Comptroller of the Currency Eugene Ludwig presented remarkably frank testimony to the Senate Banking Committee on July 30. In it, he described the number-one problem facing banks (and all other systems). This is the problem of interconnected computers. All of them must be compliant in 2000, as well as consistent with each other. The programmers must test their repairs by interfacing with all of their customers and all other banks they deal with.
What he did not say is that in order to do this, programmers must deal with a number of possible interconnections that approaches infinity as a limit.
The y2k problem cannot be solved. There is no agency with the sanctions required to police such an international coordinated conversion. It is a worldwide problem. There is no U.S. government agency that has imposed a plan of action on everyone. Also, there is no agreement as to the methodolgy of the repair: windowing, expansion, or encapsulation. The Federal Reserve has recommended a 2-digit approach (windowing), while the Office of the Comptroller of the Currency has recommended a 4-digit approach (expansion) (p. 8).
Here is THE problem: everything must be fixed for anything to be fixed in an interconnected system. Until there is a suggested theoretical answer -- there is none so far -- there is no practical solution to the y2k problem.
If the banks go down, the West goes down. The division of labor will collapse.
* * * * * * * * *
There are two aspects to solving the year 2000 problem. First, users of technology must solve this problem with respect to their internal systems. That is, they must make sure that their internal computer systems properly handle date-dependent transactions and computations in the new millennium.
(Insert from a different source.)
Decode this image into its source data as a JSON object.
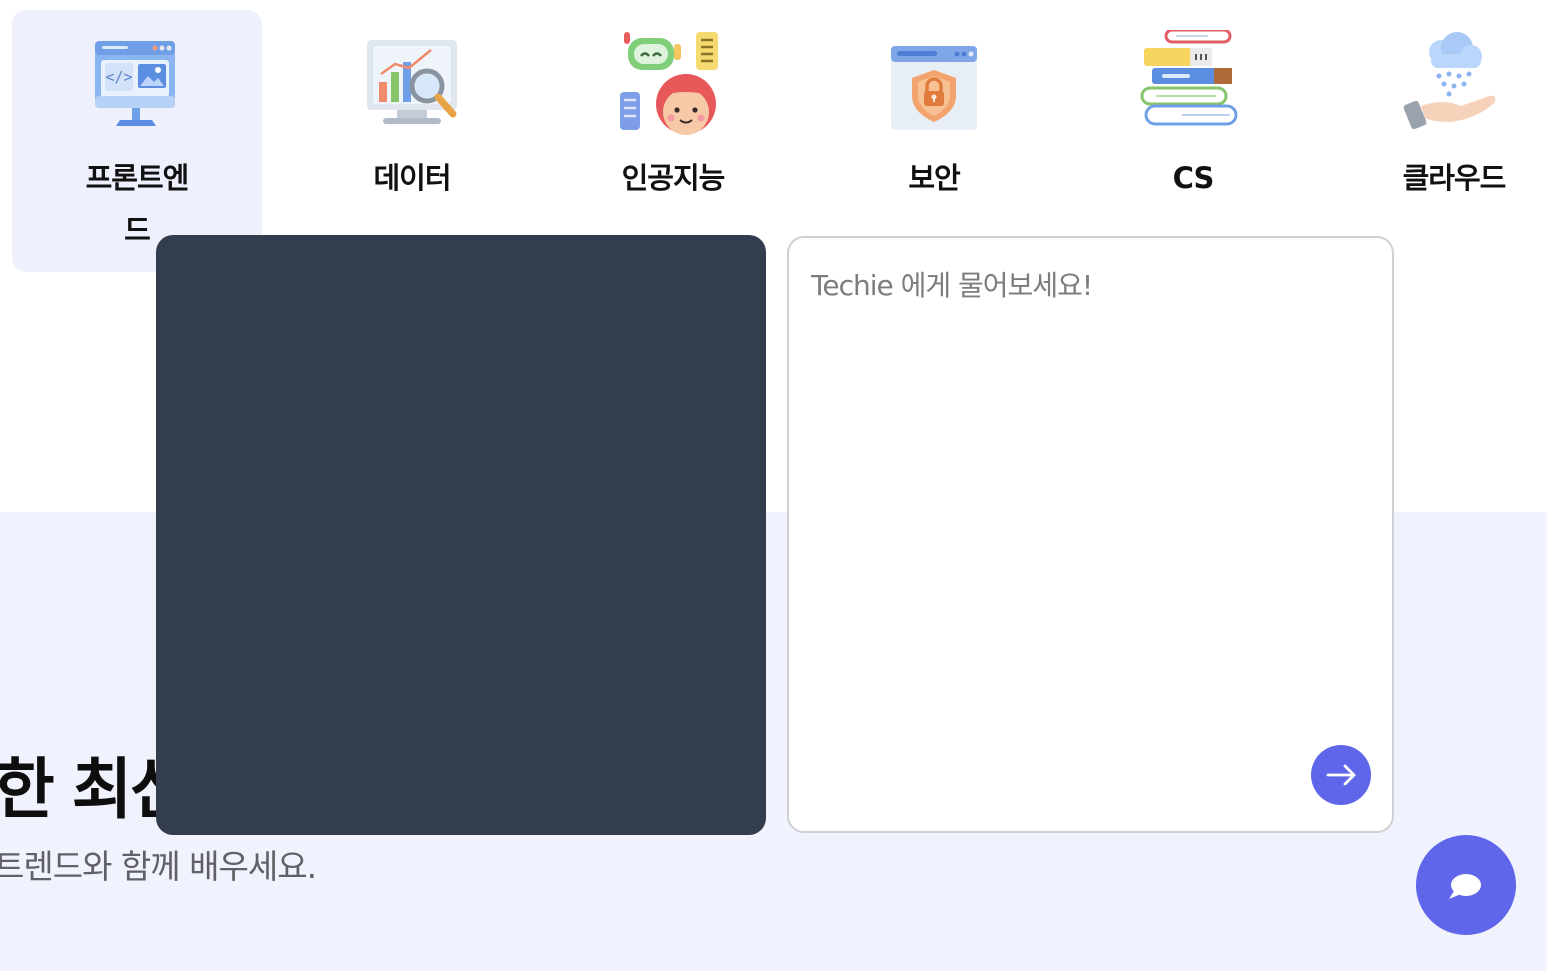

Second, they must make sure that the systems they use can exchange date-dependent information effectively and efficiently with other, external systems (p. 2).
It is important to keep in mind that the transition to the Year 2000 will pose the greatest challenges to banks and vendors that perform their own programming. Hence, they need to be particularly vigilant about testing and re-testing their systems. Furthermore, testing is quite a complex matter. Banks must test all their computer systems to make sure they can process dates after the year 2000, and then test them again to make sure that the method used to process dates is compatible with the methods used by the customers and correspondents with whom a bank exchanges data and funds. This requires that banks work closely with their customers and correspondents -- whether they be other financial institutions, vendors, government agencies, or foreign entities -- to coordinate a smooth transition to year 2000 compliant electronic-transfer interconnections (p. 9).